Informed by this prediction, Johannes Remus Quietanus observed the transit of Mercury in Rouffach on 7 November 1631 from 9 h 42. He wrote a short report, addressed to the archduke Leopold V.[8]
This transit of Mercury was also observed by Pierre Gassendi in Paris, by Johann Baptist Cysat in Innsbruck and by an anonymous person in Ingolstadt.[9] [10]
Starting from 1624, Remus Quietanus published regularly (probably every year) calendars containing the ephemerides of planets and weather forecasts. The first known edition is “Neuer Schreibkalender, auff das Jubel Jahr 1625(…)“, Basel 1624, (New Calendar for the Year of Grace 1625(…) Containing the Real Course of the Sun and the Moon, the Sunrise and Sunset, the Lunar Phase and the Planetary Configurations, the Solar and Lunar Eclipses and the Probable Weather Conditions).
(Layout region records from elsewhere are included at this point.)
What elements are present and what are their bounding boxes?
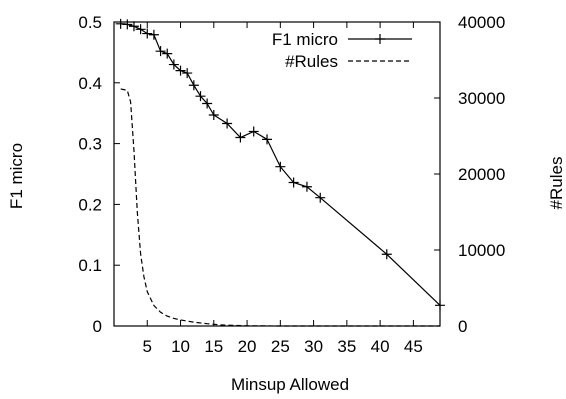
legend-marker	[375, 34, 385, 44]
x-tick-label: 20	[238, 337, 257, 356]
x-tick-label: 40	[371, 337, 390, 356]
x-tick-label: 30	[304, 337, 323, 356]
y-tick-label: 0.1	[78, 256, 102, 275]
y2-tick-label: 0	[458, 317, 467, 336]
y-axis-label: F1 micro	[7, 143, 26, 209]
series-line-2	[120, 88, 440, 327]
x-tick-label: 45	[404, 337, 423, 356]
data-point	[182, 68, 193, 79]
data-point	[262, 134, 273, 145]
y2-tick-label: 40000	[458, 13, 505, 32]
data-point	[301, 181, 312, 192]
data-point	[315, 192, 326, 203]
y2-tick-label: 30000	[458, 89, 505, 108]
data-point	[235, 132, 246, 143]
data-point	[148, 29, 159, 40]
plot-frame	[113, 21, 441, 327]
y-tick-label: 0.3	[78, 135, 102, 154]
data-point	[175, 65, 186, 76]
x-tick-label: 10	[171, 337, 190, 356]
data-point	[275, 161, 286, 172]
data-point	[288, 177, 299, 188]
data-point	[122, 19, 133, 30]
data-point	[135, 24, 146, 35]
plot-axes	[113, 21, 441, 327]
y-tick-label: 0.4	[78, 74, 102, 93]
x-tick-label: 5	[143, 337, 152, 356]
y-tick-label: 0.5	[78, 13, 102, 32]
data-point	[115, 18, 126, 29]
data-point	[208, 110, 219, 121]
y-tick-label: 0.2	[78, 195, 102, 214]
y2-axis-label: #Rules	[547, 157, 566, 210]
series-layer	[115, 18, 445, 327]
legend: F1 micro #Rules	[272, 30, 412, 71]
tick-labels: 5 10 15 20 25 30 35 40 45 0 0.1 0.2 0.3 0.4 0.5 0 10000 2…	[78, 13, 505, 356]
data-point	[188, 80, 199, 91]
y-tick-label: 0	[93, 317, 102, 336]
x-tick-label: 15	[204, 337, 223, 356]
legend-label: F1 micro	[272, 30, 338, 49]
data-point	[155, 46, 166, 57]
data-point	[195, 91, 206, 102]
data-point	[162, 48, 173, 59]
data-point	[381, 249, 392, 260]
data-point	[435, 300, 445, 311]
data-point	[128, 21, 139, 32]
x-tick-label: 25	[271, 337, 290, 356]
x-axis-label: Minsup Allowed	[231, 375, 349, 394]
y2-tick-label: 10000	[458, 241, 505, 260]
data-point	[142, 28, 153, 39]
legend-label: #Rules	[285, 52, 338, 71]
y2-tick-label: 20000	[458, 165, 505, 184]
x-tick-label: 35	[337, 337, 356, 356]
data-point	[168, 59, 179, 70]
data-point	[202, 98, 213, 109]
data-point	[222, 118, 233, 129]
data-point	[248, 126, 259, 137]
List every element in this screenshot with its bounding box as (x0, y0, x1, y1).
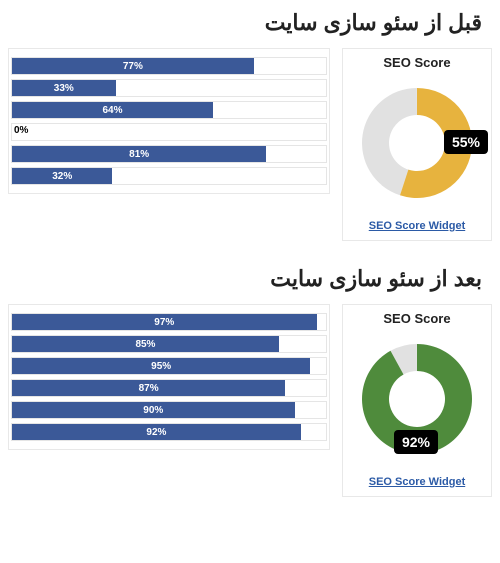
content-row: 97%85%95%87%90%92%SEO Score92%SEO Score … (8, 304, 492, 497)
section-title: بعد از سئو سازی سایت (8, 266, 492, 292)
bar-label: 81% (129, 149, 149, 160)
bar-label: 32% (52, 171, 72, 182)
bar-row: 85% (11, 335, 327, 353)
bar-fill: 92% (12, 424, 301, 440)
before-section: قبل از سئو سازی سایت 77% 33% 64% 0% 81% 32% SEO… (8, 10, 492, 241)
donut-chart: 55% (352, 78, 482, 208)
bar-row: 97% (11, 313, 327, 331)
bar-fill: 32% (12, 168, 112, 184)
bar-row: 77% (11, 57, 327, 75)
section-title: قبل از سئو سازی سایت (8, 10, 492, 36)
bar-fill: 81% (12, 146, 266, 162)
bar-row: 0% (11, 123, 327, 141)
bar-label: 90% (143, 405, 163, 416)
bar-row: 87% (11, 379, 327, 397)
score-badge: 55% (444, 130, 488, 154)
bar-fill: 85% (12, 336, 279, 352)
bar-row: 92% (11, 423, 327, 441)
bar-fill: 90% (12, 402, 295, 418)
score-panel: SEO Score 55% SEO Score Widget (342, 48, 492, 241)
bar-label: 97% (154, 317, 174, 328)
bar-label: 87% (139, 383, 159, 394)
score-widget-link[interactable]: SEO Score Widget (369, 476, 465, 488)
bar-fill: 97% (12, 314, 317, 330)
bar-fill: 87% (12, 380, 285, 396)
score-widget-link[interactable]: SEO Score Widget (369, 220, 465, 232)
bar-row: 95% (11, 357, 327, 375)
bar-label: 64% (102, 105, 122, 116)
bar-row: 33% (11, 79, 327, 97)
bars-panel: 97% 85% 95% 87% 90% 92% (8, 304, 330, 450)
bar-fill: 64% (12, 102, 213, 118)
score-panel: SEO Score 92% SEO Score Widget (342, 304, 492, 497)
score-badge: 92% (394, 430, 438, 454)
bar-fill: 33% (12, 80, 116, 96)
score-heading: SEO Score (351, 311, 483, 326)
score-heading: SEO Score (351, 55, 483, 70)
bars-panel: 77% 33% 64% 0% 81% 32% (8, 48, 330, 194)
content-row: 77% 33% 64% 0% 81% 32% SEO Score 55% SEO Score W… (8, 48, 492, 241)
bar-row: 81% (11, 145, 327, 163)
after-section: بعد از سئو سازی سایت97%85%95%87%90%92%SE… (8, 266, 492, 497)
bar-row: 32% (11, 167, 327, 185)
bar-label: 92% (146, 427, 166, 438)
bar-row: 64% (11, 101, 327, 119)
donut-chart: 92% (352, 334, 482, 464)
bar-row: 90% (11, 401, 327, 419)
bar-fill: 95% (12, 358, 310, 374)
bar-label: 77% (123, 61, 143, 72)
bar-label: 95% (151, 361, 171, 372)
bar-label: 33% (54, 83, 74, 94)
bar-label: 0% (14, 125, 28, 136)
bar-label: 85% (135, 339, 155, 350)
bar-fill: 77% (12, 58, 254, 74)
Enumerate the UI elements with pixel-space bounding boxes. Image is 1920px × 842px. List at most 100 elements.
It is presented in the form of a diary. Extant copies or references of the Schreibkalender can be found for the years of 1624, 1625, 1626, 1627, 1629, 1630, 1631, 1638, 1641, 1650.
Apart from the first observation of the Mercury transit, relatively little is known of Remus Quietanus, a privileged witness of the Copernican revolution. But he is not a passive observer. In his correspondence with Kepler, he took part in astronomical debate and asked questions that fitted exactly with the issues of his time: the calculation of longitudes, the nature of comets, the dimension of planets, their distances to the sun and especially the distance from the Earth to the Sun (Astronomical unit). On the last point, he had a better intuition than Kepler who gave an estimation of 3400 of Earth radius. Remus Quietanus proposed 14,000.[11] Not until 1685 did Christiaan Huygens suggest a more accurate estimation (around 23,500 of Earth radius).